Load types and their consequences

• Point load (P): sharp moment peak at the load location; deflection scales as PL³/EI.
• Uniformly distributed load (UDL, w): smooth parabolic moment diagram; deflection scales as wL⁴/EI.
• Triangular / varying distributed: integrate w(x) numerically or use influence-line tables.
• Pure moment at end (M): constant moment along the beam; deflection scales as ML²/EI.
• Multiple loads: superpose individual cases (linearity holds in elastic theory).
• Self-weight: always treat as a UDL of the beam's mass per unit length × g.

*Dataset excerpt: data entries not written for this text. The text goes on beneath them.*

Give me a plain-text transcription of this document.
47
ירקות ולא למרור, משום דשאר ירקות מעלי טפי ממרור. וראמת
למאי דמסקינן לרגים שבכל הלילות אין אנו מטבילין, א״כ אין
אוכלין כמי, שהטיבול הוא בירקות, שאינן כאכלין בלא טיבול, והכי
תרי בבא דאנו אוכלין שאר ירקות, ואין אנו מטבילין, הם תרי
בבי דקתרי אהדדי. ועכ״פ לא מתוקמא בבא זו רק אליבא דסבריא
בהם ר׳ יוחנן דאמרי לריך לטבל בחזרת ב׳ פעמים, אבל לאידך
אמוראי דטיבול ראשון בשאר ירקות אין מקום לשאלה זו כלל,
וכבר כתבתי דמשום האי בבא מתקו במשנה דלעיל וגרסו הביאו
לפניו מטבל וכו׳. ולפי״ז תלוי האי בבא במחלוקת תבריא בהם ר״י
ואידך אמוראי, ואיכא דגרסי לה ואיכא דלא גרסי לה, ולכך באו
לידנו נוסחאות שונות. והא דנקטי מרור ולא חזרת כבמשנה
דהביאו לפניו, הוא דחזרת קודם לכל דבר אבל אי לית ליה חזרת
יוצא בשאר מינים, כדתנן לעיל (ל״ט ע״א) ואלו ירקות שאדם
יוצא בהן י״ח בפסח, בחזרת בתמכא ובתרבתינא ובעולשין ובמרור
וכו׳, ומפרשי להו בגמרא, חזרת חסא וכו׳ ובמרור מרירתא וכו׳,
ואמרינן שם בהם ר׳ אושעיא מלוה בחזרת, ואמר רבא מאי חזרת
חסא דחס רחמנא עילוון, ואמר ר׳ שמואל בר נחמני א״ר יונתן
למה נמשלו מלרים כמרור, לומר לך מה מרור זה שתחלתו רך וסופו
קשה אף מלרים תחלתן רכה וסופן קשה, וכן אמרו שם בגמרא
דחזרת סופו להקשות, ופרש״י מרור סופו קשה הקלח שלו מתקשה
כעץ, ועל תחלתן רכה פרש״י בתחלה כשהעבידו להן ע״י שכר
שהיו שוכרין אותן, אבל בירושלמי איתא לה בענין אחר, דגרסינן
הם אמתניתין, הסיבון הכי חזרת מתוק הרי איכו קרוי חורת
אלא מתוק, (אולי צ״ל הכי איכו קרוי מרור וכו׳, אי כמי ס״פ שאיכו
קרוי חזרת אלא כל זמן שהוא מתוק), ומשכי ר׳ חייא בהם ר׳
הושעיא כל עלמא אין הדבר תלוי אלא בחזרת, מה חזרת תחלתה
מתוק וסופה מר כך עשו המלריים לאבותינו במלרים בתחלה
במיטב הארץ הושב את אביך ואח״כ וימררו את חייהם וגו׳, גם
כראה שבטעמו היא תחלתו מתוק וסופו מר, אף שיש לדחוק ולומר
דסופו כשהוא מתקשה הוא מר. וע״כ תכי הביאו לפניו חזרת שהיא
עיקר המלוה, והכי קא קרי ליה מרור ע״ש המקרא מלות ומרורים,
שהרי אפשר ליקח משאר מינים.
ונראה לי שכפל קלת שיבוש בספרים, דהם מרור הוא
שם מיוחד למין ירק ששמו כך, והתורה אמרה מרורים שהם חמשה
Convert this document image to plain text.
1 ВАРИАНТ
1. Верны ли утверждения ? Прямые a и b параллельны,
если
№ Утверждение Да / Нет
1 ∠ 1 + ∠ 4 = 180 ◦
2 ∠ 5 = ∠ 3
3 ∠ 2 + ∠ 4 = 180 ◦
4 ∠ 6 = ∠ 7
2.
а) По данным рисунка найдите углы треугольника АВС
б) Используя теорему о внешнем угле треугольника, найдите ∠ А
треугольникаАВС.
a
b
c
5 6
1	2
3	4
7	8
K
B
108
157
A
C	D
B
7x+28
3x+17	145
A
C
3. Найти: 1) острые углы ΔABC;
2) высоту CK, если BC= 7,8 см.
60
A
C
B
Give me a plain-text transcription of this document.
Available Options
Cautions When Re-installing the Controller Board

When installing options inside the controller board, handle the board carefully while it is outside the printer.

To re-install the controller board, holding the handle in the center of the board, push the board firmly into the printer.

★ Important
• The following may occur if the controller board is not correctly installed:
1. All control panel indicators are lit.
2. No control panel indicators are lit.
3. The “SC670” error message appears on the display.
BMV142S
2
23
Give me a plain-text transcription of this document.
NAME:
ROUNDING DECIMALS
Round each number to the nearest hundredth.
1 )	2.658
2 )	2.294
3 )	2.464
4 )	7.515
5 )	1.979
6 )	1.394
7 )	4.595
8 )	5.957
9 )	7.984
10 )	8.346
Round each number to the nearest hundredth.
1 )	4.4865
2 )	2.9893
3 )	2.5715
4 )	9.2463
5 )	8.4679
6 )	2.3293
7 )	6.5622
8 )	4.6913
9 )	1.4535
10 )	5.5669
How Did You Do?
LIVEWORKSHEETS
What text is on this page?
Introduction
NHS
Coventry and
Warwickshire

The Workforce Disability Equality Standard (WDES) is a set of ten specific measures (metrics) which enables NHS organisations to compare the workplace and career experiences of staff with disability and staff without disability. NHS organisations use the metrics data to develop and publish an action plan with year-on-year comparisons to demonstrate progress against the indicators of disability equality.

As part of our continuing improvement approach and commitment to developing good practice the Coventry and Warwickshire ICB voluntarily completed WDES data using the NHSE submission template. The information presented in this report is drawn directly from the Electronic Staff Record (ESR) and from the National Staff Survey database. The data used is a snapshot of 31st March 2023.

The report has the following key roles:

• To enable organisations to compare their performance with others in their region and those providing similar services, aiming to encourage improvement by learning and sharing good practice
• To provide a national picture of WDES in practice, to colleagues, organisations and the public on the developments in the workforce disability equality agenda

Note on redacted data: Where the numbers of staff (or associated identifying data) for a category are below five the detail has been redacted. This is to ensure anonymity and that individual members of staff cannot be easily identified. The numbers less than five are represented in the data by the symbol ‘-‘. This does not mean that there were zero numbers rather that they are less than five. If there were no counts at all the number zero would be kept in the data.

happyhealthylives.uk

When Euler-Bernoulli breaks down

• Short, deep beams (L/d < 10). Shear deformation is no longer negligible. Switch to Timoshenko beam theory, which adds a shear term GA·κ to the stiffness matrix.
• Large deflections (δ/L > ~0.1). Geometry changes during loading invalidate the small-deflection assumption. Use elastica theory or nonlinear finite element analysis.
• Plastic hinges form. Past first yield, parts of the cross-section yield and the beam softens; use plastic limit analysis with M_p = σ_y × Z (plastic section modulus).
• Composite or layered beams. If shear lag between layers matters (sandwich panels), partial-interaction theory replaces the single-EI assumption.
• Buckling under axial load. A bending beam also under axial compression can buckle laterally before reaching its bending capacity — covered by separate column buckling theory.

Common failure modes

• Yield at extreme fibre. The most basic case — bending stress σ = M·c/I exceeds yield strength σ_y at the most highly loaded section. Design check: σ_max ≤ σ_y / safety factor.
• Lateral-torsional buckling (LTB). Compression flange of an I-beam buckles sideways out of plane; happens before yield in long unrestrained beams. Brace the compression flange or use a closed section.
• Shear yield in the web. For short, heavily-loaded beams, the web can yield in shear before the flanges yield in bending. Add web stiffeners or thicker web plates.
• Fatigue at stress concentrations. Welded connections, holes for bolts, and notches concentrate stress. Cyclic loading drives crack growth from these initiation sites; design for stress range, not just peak stress.
• Flange local buckling. Thin compression flanges can wrinkle locally before global LTB or yield. Code limits on flange b/t ratios prevent this.
• Excessive deflection at service. Even an unyielded beam can fail serviceability if it sags more than allowed (typically L/250 or L/360 for floors). This often controls design over strength.